7 By faith Noah, when warned about things not yet seen, in holy fear built an ark to save his family. By his faith he condemned the world and became heir of the righteousness that is in keeping with faith.
8 By faith Abraham, when called to go to a place he would later receive as his inheritance, obeyed and went, even though he did not know where he was going. 9 By faith he made his home in the promised land like a stranger in a foreign country; he lived in tents, as did Isaac and Jacob, who were heirs with him of the same promise. 10 For he was looking forward to the city with foundations, whose architect and builder is God. 11 And by faith even Sarah, who was past childbearing age, was enabled to bear children because she[b] considered him faithful who had made the promise. 12 And so from this one man, and he as good as dead, came descendants as numerous as the stars in the sky and as countless as the sand on the seashore.
13 All these people were still living by faith when they died.
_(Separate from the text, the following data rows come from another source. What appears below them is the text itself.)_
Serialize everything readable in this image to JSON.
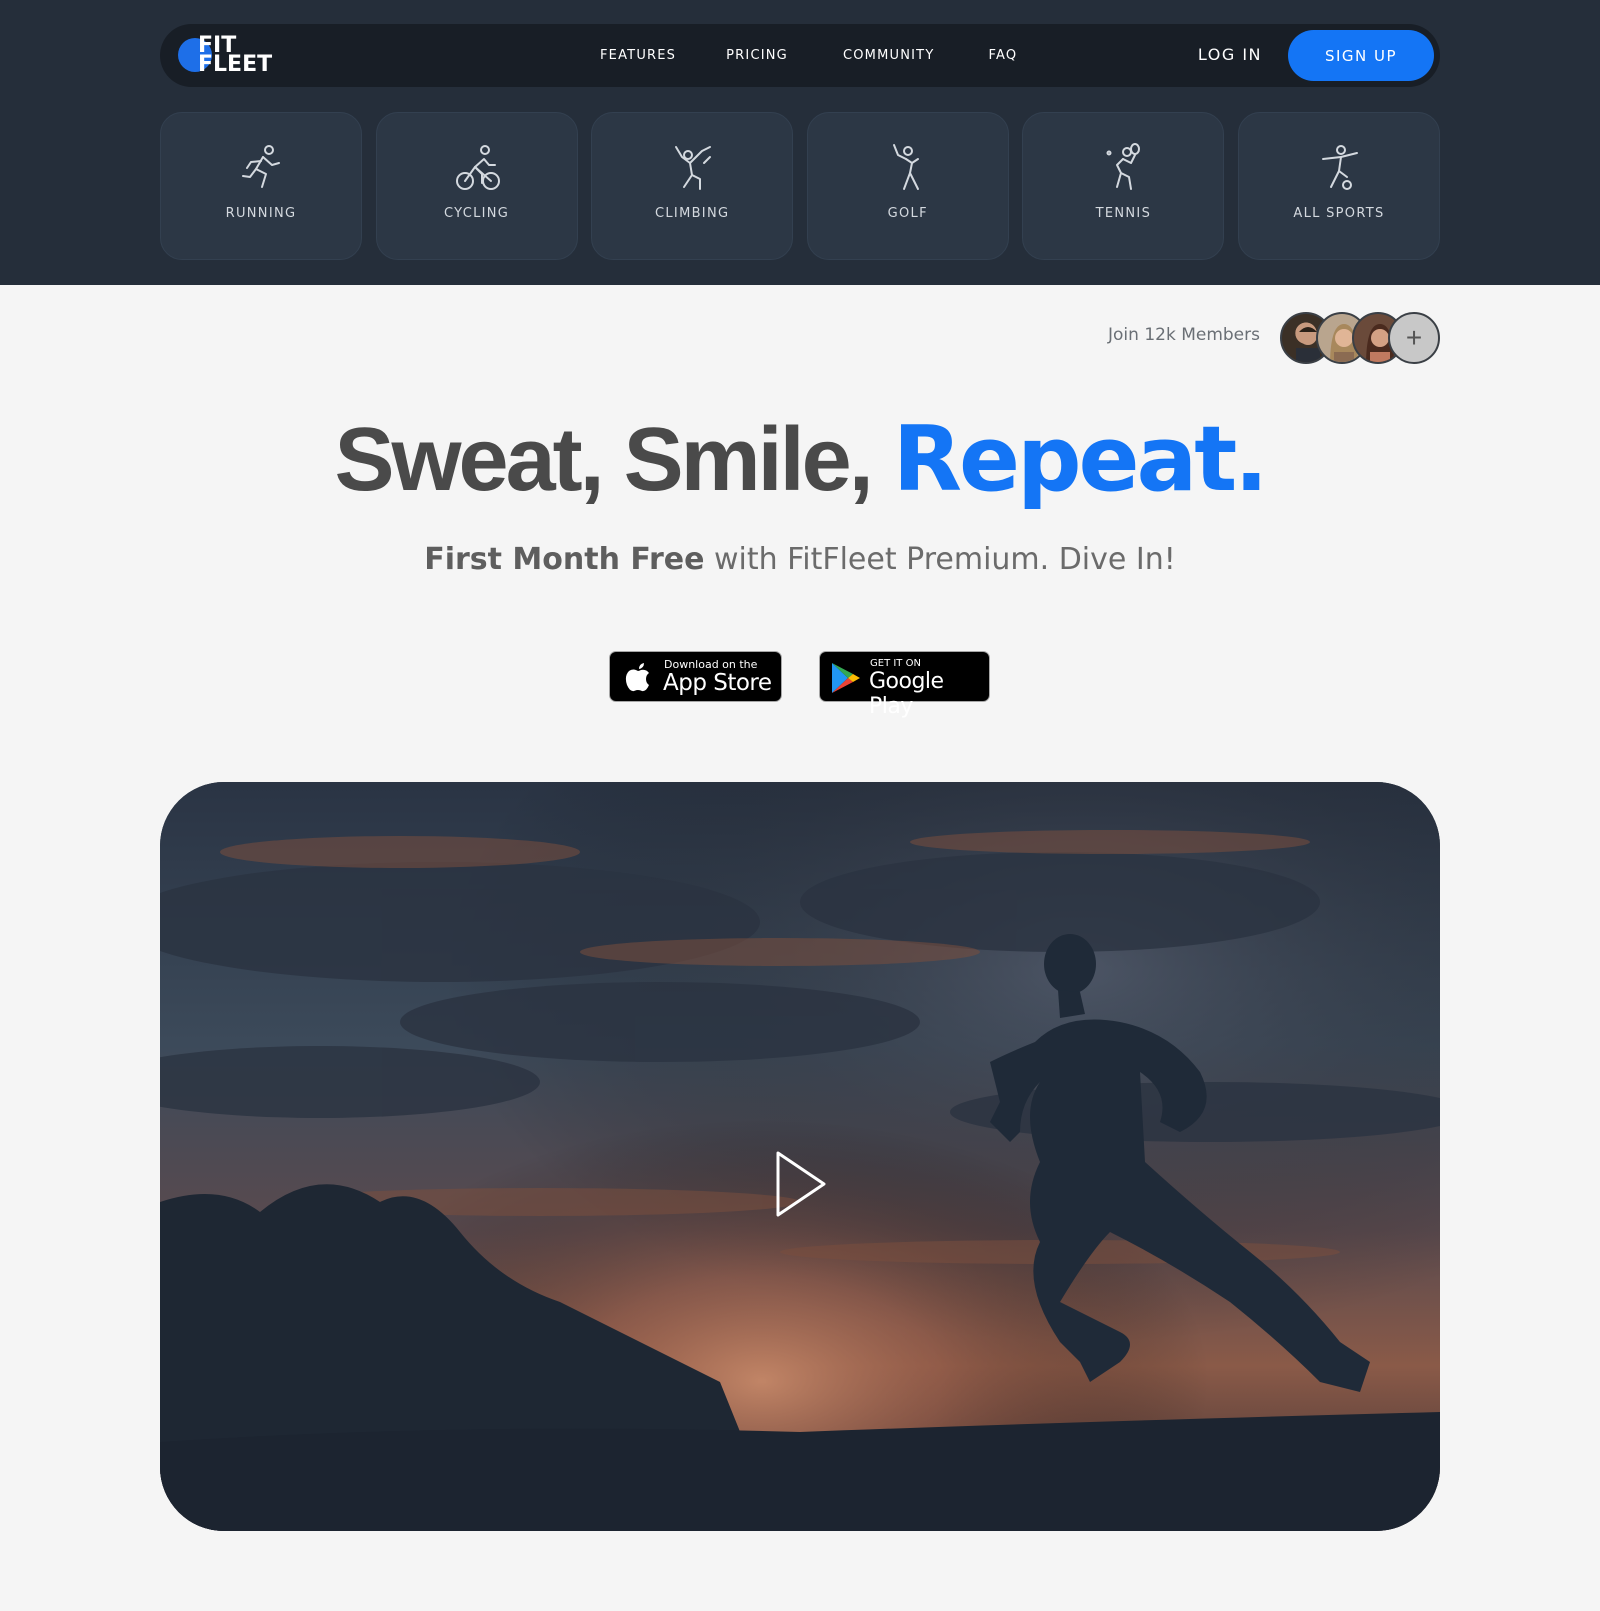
{
  "brand": {
    "line1": "FIT",
    "line2": "FLEET",
    "accent_color": "#1475f5"
  },
  "nav": {
    "links": [
      "FEATURES",
      "PRICING",
      "COMMUNITY",
      "FAQ"
    ],
    "login": "LOG IN",
    "signup": "SIGN UP"
  },
  "sports": [
    {
      "label": "RUNNING",
      "icon": "running-icon"
    },
    {
      "label": "CYCLING",
      "icon": "cycling-icon"
    },
    {
      "label": "CLIMBING",
      "icon": "climbing-icon"
    },
    {
      "label": "GOLF",
      "icon": "golf-icon"
    },
    {
      "label": "TENNIS",
      "icon": "tennis-icon"
    },
    {
      "label": "ALL SPORTS",
      "icon": "soccer-icon"
    }
  ],
  "members": {
    "text": "Join 12k Members",
    "plus": "+"
  },
  "hero": {
    "headline_main": "Sweat, Smile, ",
    "headline_accent": "Repeat.",
    "subtitle_bold": "First Month Free",
    "subtitle_rest": " with FitFleet Premium. Dive In!"
  },
  "stores": {
    "apple_small": "Download on the",
    "apple_big": "App Store",
    "google_small": "GET IT ON",
    "google_big": "Google Play"
  },
  "video": {
    "play_icon": "play-icon"
  }
}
They did not receive the things promised; they only saw them and welcomed them from a distance, admitting that they were foreigners and strangers on earth. 14 People who say such things show that they are looking for a country of their own. 15 If they had been thinking of the country they had left, they would have had opportunity to return. 16 Instead, they were longing for a better country—a heavenly one. Therefore God is not ashamed to be called their God, for he has prepared a city for them.
17 By faith Abraham, when God tested him, offered Isaac as a sacrifice. He who had embraced the promises was about to sacrifice his one and only son, 18 even though God had said to him, “It is through Isaac that your offspring will be reckoned.”[c] 19 Abraham reasoned that God could even raise the dead, and so in a manner of speaking he did receive Isaac back from death.
20 By faith Isaac blessed Jacob and Esau in regard to their future.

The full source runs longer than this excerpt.